By the time we were done both officers were gone. One car remained at the studio. Friend and I are convinced they went somewhere for a cold one to discuss that cartwheel we did.

Thursday, April 23, 2015

Dancing Queen

Friend just suggested I do a blog. I sent her this. So I checked my last entry (far too long ago) and figured she might be reading tonight, here's a post.

Dance. We have recitals coming up. I have not kicked anyone mid-cartwheel. Daughter _has_ bounced off The Girls (aka girly parts that protrude from the rib cage) and hit the deck way too many times I care to mention. 

Two weeks ago she was to crawl through my legs and *pop* up as I lift her into doing the splits in the air. She cut her crawl short and well...her head was back where it all started, I fell down and got a serious case of dancer giggles, and Coach stopped the music due to our distraction.

Last night I did not think through my workout clothes and went dressed in The Shorts That Should Not Leave The House plus a Shamrock-emblazoned tank plus stark-white semi-hairy legs plus black dance shoes.

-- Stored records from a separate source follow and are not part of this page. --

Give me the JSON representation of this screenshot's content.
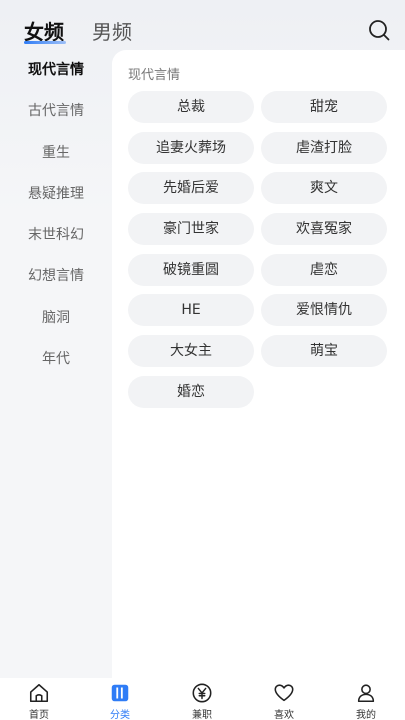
{
  "header": {
    "tabs": [
      {
        "label": "女频",
        "active": true
      },
      {
        "label": "男频",
        "active": false
      }
    ],
    "search_icon": "search-icon",
    "accent_color": "#2f7cf6"
  },
  "sidebar": {
    "items": [
      {
        "label": "现代言情",
        "active": true
      },
      {
        "label": "古代言情",
        "active": false
      },
      {
        "label": "重生",
        "active": false
      },
      {
        "label": "悬疑推理",
        "active": false
      },
      {
        "label": "末世科幻",
        "active": false
      },
      {
        "label": "幻想言情",
        "active": false
      },
      {
        "label": "脑洞",
        "active": false
      },
      {
        "label": "年代",
        "active": false
      }
    ]
  },
  "content": {
    "section_title": "现代言情",
    "tags": [
      "总裁",
      "甜宠",
      "追妻火葬场",
      "虐渣打脸",
      "先婚后爱",
      "爽文",
      "豪门世家",
      "欢喜冤家",
      "破镜重圆",
      "虐恋",
      "HE",
      "爱恨情仇",
      "大女主",
      "萌宝",
      "婚恋"
    ]
  },
  "bottom_nav": {
    "items": [
      {
        "label": "首页",
        "icon": "home-icon",
        "active": false
      },
      {
        "label": "分类",
        "icon": "category-icon",
        "active": true
      },
      {
        "label": "兼职",
        "icon": "yen-icon",
        "active": false
      },
      {
        "label": "喜欢",
        "icon": "heart-icon",
        "active": false
      },
      {
        "label": "我的",
        "icon": "user-icon",
        "active": false
      }
    ]
  }
}
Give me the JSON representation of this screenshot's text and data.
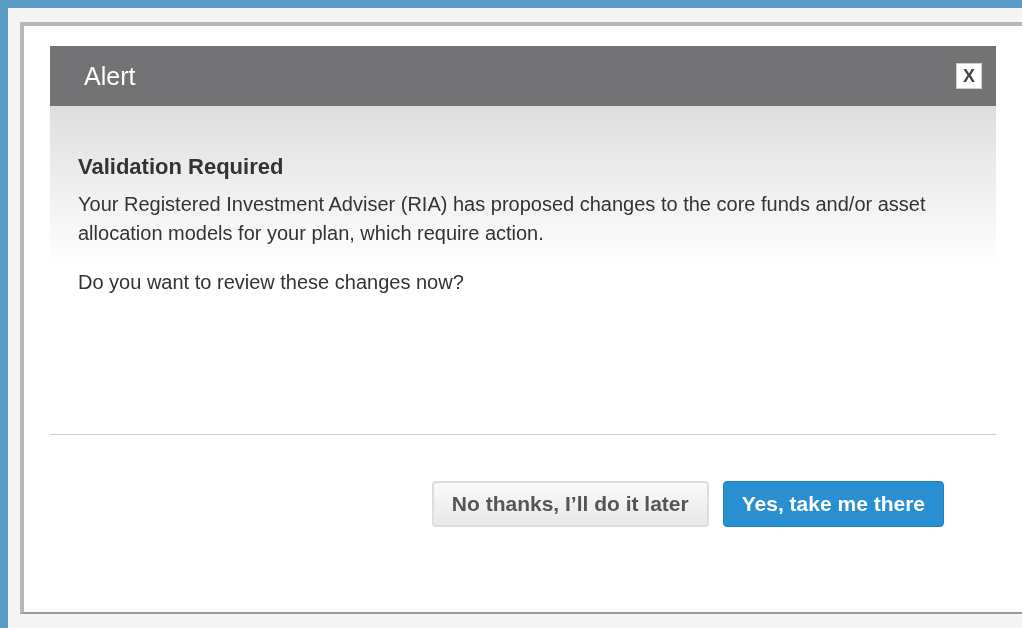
{
  "dialog": {
    "title": "Alert",
    "close": "X",
    "heading": "Validation Required",
    "paragraphs": [
      "Your Registered Investment Adviser (RIA) has proposed changes to the core funds and/or asset allocation models for your plan, which require action.",
      "Do you want to review these changes now?"
    ],
    "buttons": [
      {
        "label": "No thanks, I’ll do it later",
        "kind": "secondary"
      },
      {
        "label": "Yes, take me there",
        "kind": "primary"
      }
    ]
  }
}
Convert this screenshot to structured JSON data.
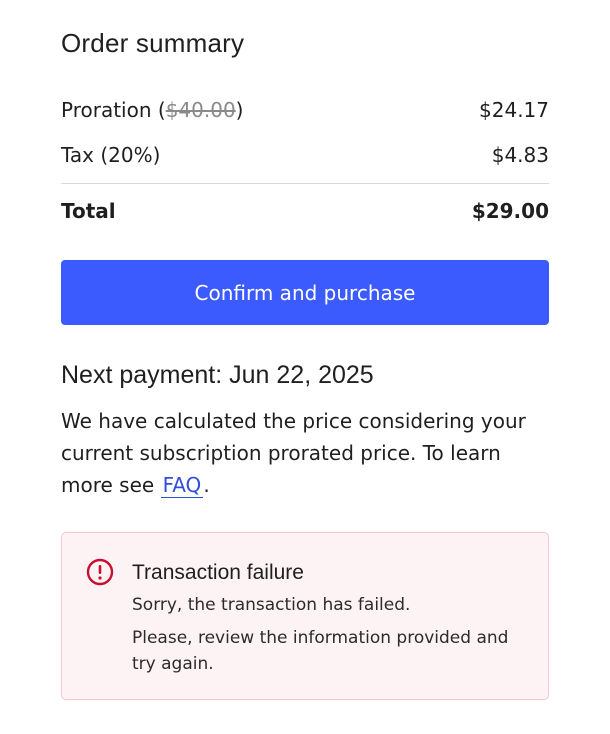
{
  "summary": {
    "title": "Order summary",
    "proration_label": "Proration (",
    "proration_original": "$40.00",
    "proration_close": ")",
    "proration_value": "$24.17",
    "tax_label": "Tax (20%)",
    "tax_value": "$4.83",
    "total_label": "Total",
    "total_value": "$29.00"
  },
  "actions": {
    "confirm_label": "Confirm and purchase"
  },
  "next_payment": {
    "heading": "Next payment: Jun 22, 2025",
    "text": "We have calculated the price considering your current subscription prorated price. To learn more see ",
    "faq_link": "FAQ",
    "text_end": "."
  },
  "alert": {
    "icon": "error-circle-icon",
    "title": "Transaction failure",
    "line1": "Sorry, the transaction has failed.",
    "line2": "Please, review the information provided and try again."
  },
  "colors": {
    "primary_button": "#3b5bff",
    "link": "#2f4fd8",
    "alert_background": "#fdf3f4",
    "alert_border": "#f3c9cf",
    "alert_icon": "#c8102e"
  }
}
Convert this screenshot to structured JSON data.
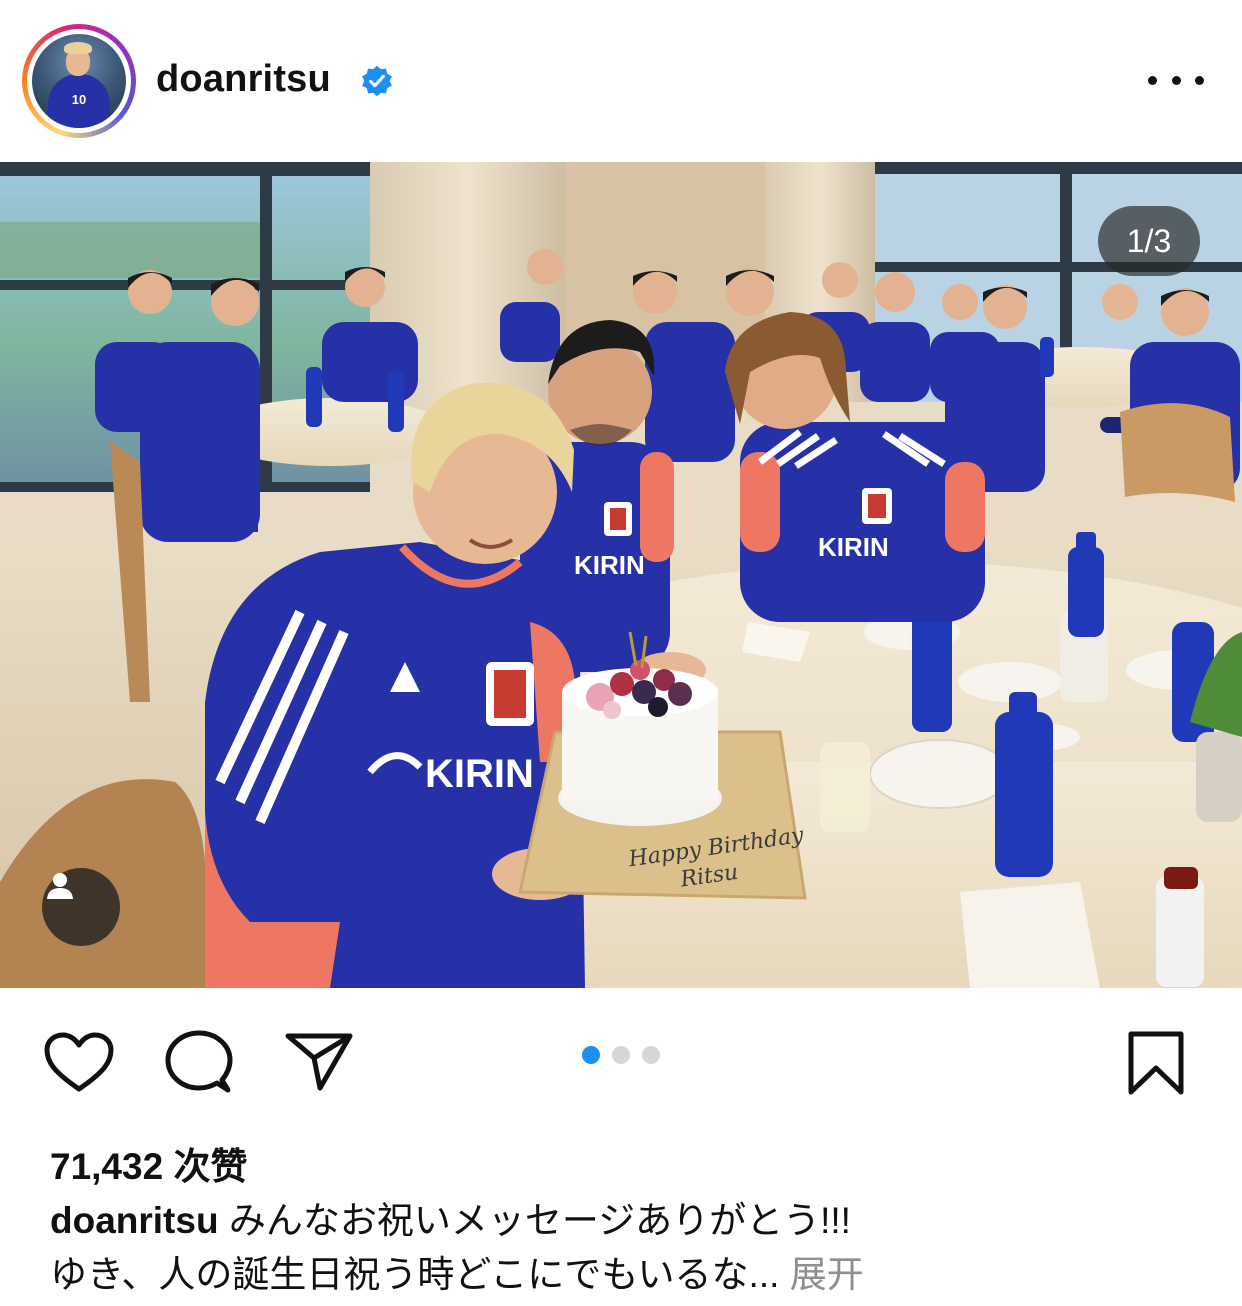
{
  "post": {
    "username": "doanritsu",
    "verified": true,
    "avatar_jersey_number": "10",
    "image_counter": "1/3",
    "likes": "71,432 次赞",
    "caption_user": "doanritsu",
    "caption_line1": "みんなお祝いメッセージありがとう!!!",
    "caption_line2": "ゆき、人の誕生日祝う時どこにでもいるな...",
    "expand_label": "展开",
    "carousel": {
      "total": 3,
      "active_index": 0
    },
    "cake_message": "Happy Birthday Ritsu",
    "jersey_sponsor": "KIRIN"
  },
  "icons": {
    "more": "more-horizontal-icon",
    "verified": "verified-badge-icon",
    "tag": "user-tag-icon",
    "like": "heart-icon",
    "comment": "comment-icon",
    "share": "send-icon",
    "save": "bookmark-icon"
  },
  "colors": {
    "verified_blue": "#1d8ff2",
    "jersey_blue": "#2631a8",
    "sleeve_coral": "#ee7763",
    "active_dot": "#1d8ff2",
    "inactive_dot": "#d6d6d6",
    "muted_text": "#8e8e8e"
  }
}
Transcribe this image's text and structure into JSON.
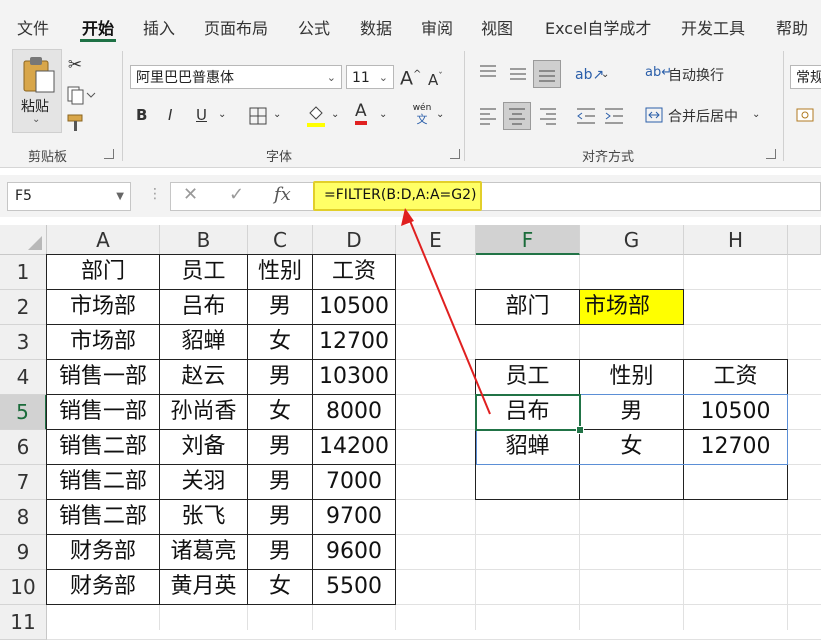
{
  "tabs": [
    "文件",
    "开始",
    "插入",
    "页面布局",
    "公式",
    "数据",
    "审阅",
    "视图",
    "Excel自学成才",
    "开发工具",
    "帮助"
  ],
  "active_tab": "开始",
  "ribbon": {
    "clipboard": {
      "paste_label": "粘贴",
      "group_label": "剪贴板"
    },
    "font": {
      "font_name": "阿里巴巴普惠体",
      "font_size": "11",
      "group_label": "字体",
      "bold": "B",
      "italic": "I",
      "underline": "U",
      "grow": "A",
      "shrink": "A",
      "font_color": "A",
      "phonetic_top": "wén",
      "phonetic_bottom": "文"
    },
    "alignment": {
      "wrap_text": "自动换行",
      "merge_center": "合并后居中",
      "group_label": "对齐方式"
    },
    "number": {
      "format": "常规"
    }
  },
  "formula_bar": {
    "name_box": "F5",
    "cancel": "✕",
    "enter": "✓",
    "fx": "fx",
    "formula": "=FILTER(B:D,A:A=G2)"
  },
  "sheet": {
    "columns": [
      "A",
      "B",
      "C",
      "D",
      "E",
      "F",
      "G",
      "H"
    ],
    "rows": [
      "1",
      "2",
      "3",
      "4",
      "5",
      "6",
      "7",
      "8",
      "9",
      "10",
      "11"
    ],
    "source_headers": [
      "部门",
      "员工",
      "性别",
      "工资"
    ],
    "source_rows": [
      [
        "市场部",
        "吕布",
        "男",
        "10500"
      ],
      [
        "市场部",
        "貂蝉",
        "女",
        "12700"
      ],
      [
        "销售一部",
        "赵云",
        "男",
        "10300"
      ],
      [
        "销售一部",
        "孙尚香",
        "女",
        "8000"
      ],
      [
        "销售二部",
        "刘备",
        "男",
        "14200"
      ],
      [
        "销售二部",
        "关羽",
        "男",
        "7000"
      ],
      [
        "销售二部",
        "张飞",
        "男",
        "9700"
      ],
      [
        "财务部",
        "诸葛亮",
        "男",
        "9600"
      ],
      [
        "财务部",
        "黄月英",
        "女",
        "5500"
      ]
    ],
    "criteria_label": "部门",
    "criteria_value": "市场部",
    "result_headers": [
      "员工",
      "性别",
      "工资"
    ],
    "result_rows": [
      [
        "吕布",
        "男",
        "10500"
      ],
      [
        "貂蝉",
        "女",
        "12700"
      ]
    ]
  },
  "colors": {
    "accent": "#217346",
    "highlight": "#ffff00",
    "arrow": "#e02020"
  }
}
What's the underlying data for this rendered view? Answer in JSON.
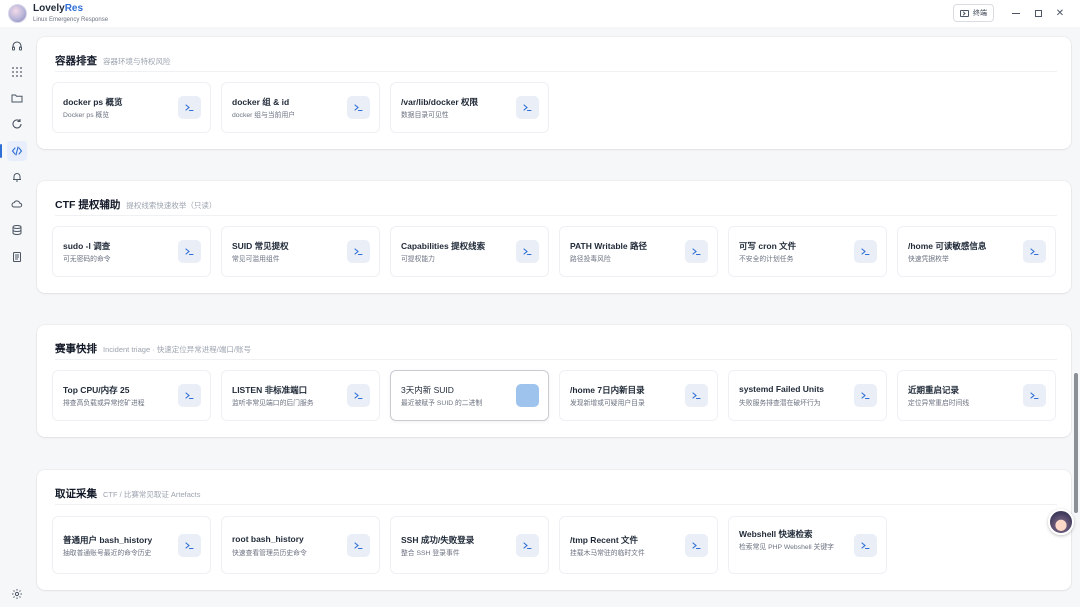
{
  "app": {
    "name_prefix": "Lovely",
    "name_accent": "Res",
    "subtitle": "Linux Emergency Response",
    "terminal_label": "终端"
  },
  "colors": {
    "accent": "#2f6fd6",
    "button_bg": "#e9eef7",
    "button_pressed": "#9ec4ee"
  },
  "sidebar": {
    "items": [
      {
        "icon": "headphones-icon"
      },
      {
        "icon": "grid-icon"
      },
      {
        "icon": "folder-icon"
      },
      {
        "icon": "refresh-icon"
      },
      {
        "icon": "code-icon",
        "active": true
      },
      {
        "icon": "bell-icon"
      },
      {
        "icon": "cloud-icon"
      },
      {
        "icon": "database-icon"
      },
      {
        "icon": "document-icon"
      }
    ],
    "bottom": {
      "icon": "gear-icon"
    }
  },
  "sections": [
    {
      "title": "容器排查",
      "subtitle": "容器环境与特权风险",
      "cards": [
        {
          "title": "docker ps 概览",
          "desc": "Docker ps 概览"
        },
        {
          "title": "docker 组 & id",
          "desc": "docker 组与当前用户"
        },
        {
          "title": "/var/lib/docker 权限",
          "desc": "数据目录可见性"
        }
      ]
    },
    {
      "title": "CTF 提权辅助",
      "subtitle": "提权线索快速枚举（只读）",
      "cards": [
        {
          "title": "sudo -l 调查",
          "desc": "可无密码的命令"
        },
        {
          "title": "SUID 常见提权",
          "desc": "常见可滥用组件"
        },
        {
          "title": "Capabilities 提权线索",
          "desc": "可提权能力"
        },
        {
          "title": "PATH Writable 路径",
          "desc": "路径投毒风险"
        },
        {
          "title": "可写 cron 文件",
          "desc": "不安全的计划任务"
        },
        {
          "title": "/home 可读敏感信息",
          "desc": "快速凭据枚举"
        }
      ]
    },
    {
      "title": "赛事快排",
      "subtitle": "Incident triage · 快速定位异常进程/端口/账号",
      "cards": [
        {
          "title": "Top CPU/内存 25",
          "desc": "排查高负载或异常挖矿进程"
        },
        {
          "title": "LISTEN 非标准端口",
          "desc": "监听非常见端口的后门服务"
        },
        {
          "title": "3天内新 SUID",
          "desc": "最近被赋予 SUID 的二进制",
          "highlight": true
        },
        {
          "title": "/home 7日内新目录",
          "desc": "发现新增或可疑用户目录"
        },
        {
          "title": "systemd Failed Units",
          "desc": "失败服务排查潜在破坏行为"
        },
        {
          "title": "近期重启记录",
          "desc": "定位异常重启时间线"
        }
      ]
    },
    {
      "title": "取证采集",
      "subtitle": "CTF / 比赛常见取证 Artefacts",
      "cards": [
        {
          "title": "普通用户 bash_history",
          "desc": "抽取普通账号最近的命令历史"
        },
        {
          "title": "root bash_history",
          "desc": "快速查看管理员历史命令"
        },
        {
          "title": "SSH 成功/失败登录",
          "desc": "整合 SSH 登录事件"
        },
        {
          "title": "/tmp Recent 文件",
          "desc": "挂载木马常驻的临时文件"
        },
        {
          "title": "Webshell 快速检索",
          "desc": "检索常见 PHP Webshell 关键字"
        }
      ]
    }
  ]
}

Then Coach goes, "we're dancing in front of every $&#%*€?£¥ class in the building tonight" and I'm thrilled one of them is the twenty-year-olds in their tight pants and no undie line and I'm all like, "hey check out my shorts. They're not supposed to be here."

I sequined the sh*t out of two shredded tank tops purchased off a dance costume website for far too much money when I could have just cut the damn things myself. I bought the fancy dancer shorts. I have black tights that make spooge spill out the top.

I bought myself eyelashes. 

I'm soooo gonna audibly fart during recital. 



Tuesday, January 20, 2015

Sailing right along and then THIS happened

I hate these kind of titles every single editorial outfit does nowadays.

Last week we were sailing through practice. I have improved quite a bit and know all of the dance moves. My new problem is I do the moves at different points in the song than everyone else. But when I'm up front and I'm the only one kicking my leg up high, man. I nail it. 

So last week we were waiting for coach to get the next section worked out in her head and moms are chatting it up. Coach asks, "anyone do cartwheels?"

We're still chit chatting and yeah, I could at age 12. My arm shoots up as if an auto response to such s basic question. I look at coach. I look at my hand. Soon the wheels begin to turn again but it's too late. I'm a chosen one. 

I swear a bunch, do some extra stretches and she lines us up. I casually comment to the mom whose head is in my foot's air space to watch out because it's been oh 25 YEARS since I've attempted this. 

Song goes on. 5-6-7-8. We step. We sway. I go. I'm doing it! 

Left Wrist shouts out in agony as if to slap me across the face to knock some sense into me. Cut music. Girls are cheering. Moms are high fiving each other. One mom in the back comments she wished she could have seen the cartwheel by yours truly. Another mom proudly announces she HeARD it. 

And that my friend is a legacy I leave to my daughter. Loud, grunting cartwheels at age 40.